Re: [PATCH] mm/sparse: Fix flags overlap in section_mem_map

From: David Hildenbrand
Date: Tue Apr 27 2021 - 05:05:25 EST


On 27.04.21 10:30, Wang Wensheng wrote:
The section_mem_map member of struct mem_section stores some flags and
the address of struct page array of the mem_section.

Additionally the node id of the mem_section is stored during early boot,
where the struct page array has not been allocated. In other words, the
higher bits of section_mem_map are used for two purpose, and the node id
should be clear properly after the early boot.

Currently the node id field is overlapped with the flag field and cannot
be clear properly. That overlapped bits would then be treated as
mem_section flags and may lead to unexpected side effects.

Define SECTION_NID_SHIFT using order_base_2 to ensure that the node id
field always locates after flags field. That's why the overlap occurs -
forgetting to increase SECTION_NID_SHIFT when adding new mem_section
flag.

Fixes: 326e1b8f83a4 ("mm/sparsemem: introduce a SECTION_IS_EARLY flag")
Signed-off-by: Wang Wensheng <wangwensheng4@xxxxxxxxxx>
---
include/linux/mmzone.h | 2 +-
1 file changed, 1 insertion(+), 1 deletion(-)

diff --git a/include/linux/mmzone.h b/include/linux/mmzone.h
index 47946ce..b01694d 100644
--- a/include/linux/mmzone.h
+++ b/include/linux/mmzone.h
@@ -1325,7 +1325,7 @@ extern size_t mem_section_usage_size(void);
#define SECTION_TAINT_ZONE_DEVICE (1UL<<4)
#define SECTION_MAP_LAST_BIT (1UL<<5)
#define SECTION_MAP_MASK (~(SECTION_MAP_LAST_BIT-1))
-#define SECTION_NID_SHIFT 3
+#define SECTION_NID_SHIFT order_base_2(SECTION_MAP_LAST_BIT)
static inline struct page *__section_mem_map_addr(struct mem_section *section)
{


Well, all sections around during boot that have an early NID are early ... so it's not an issue with SECTION_IS_EARLY, no? I mean, it's ugly, but not broken.
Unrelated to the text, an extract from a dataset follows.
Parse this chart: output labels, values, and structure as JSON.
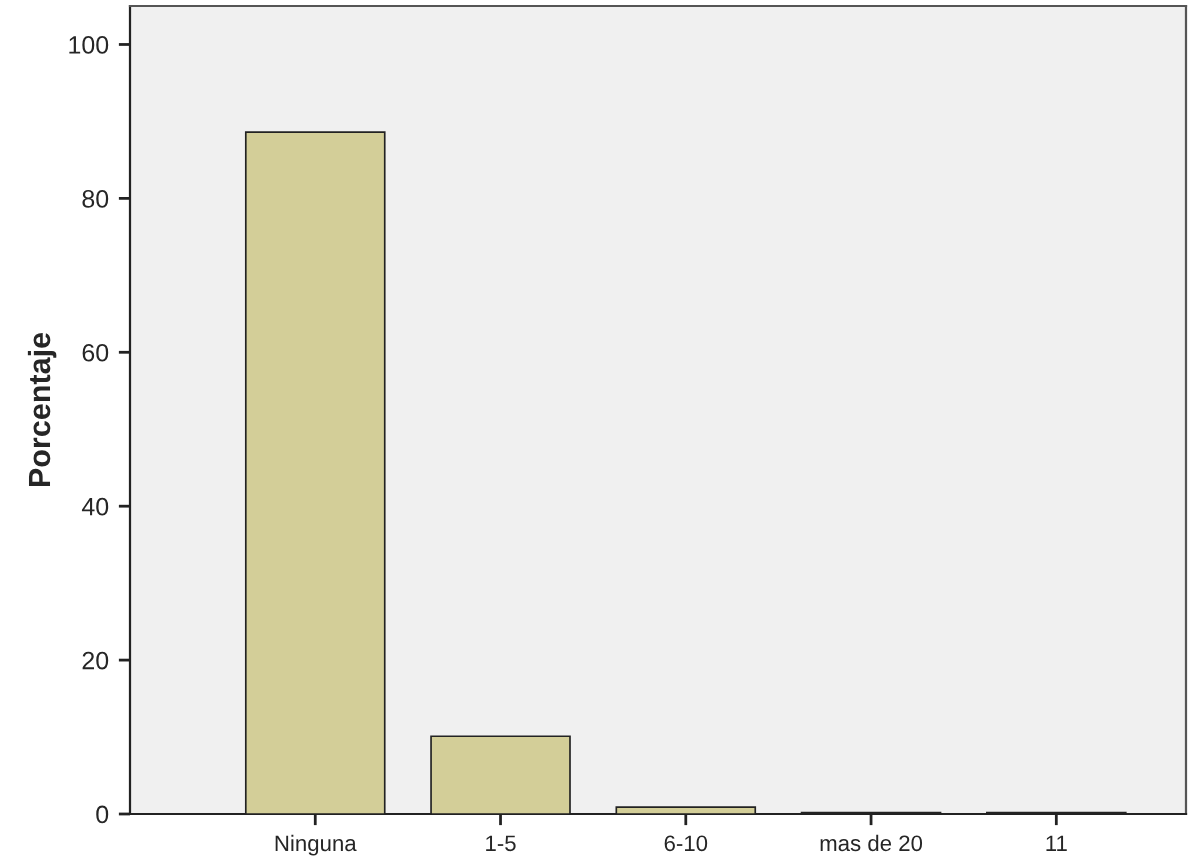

But it's an issue with SECTION_TAINT_ZONE_DEVICE, AFAIKT. sparse_init_one_section() would leave the bit set if the nid happens to have that bit set (e.g., node 2,3). It's semi-broken then, because we force all pfn_to_online_page() through the slow path.


That whole section flag setting code is fragile.

--
Thanks,

David / dhildenb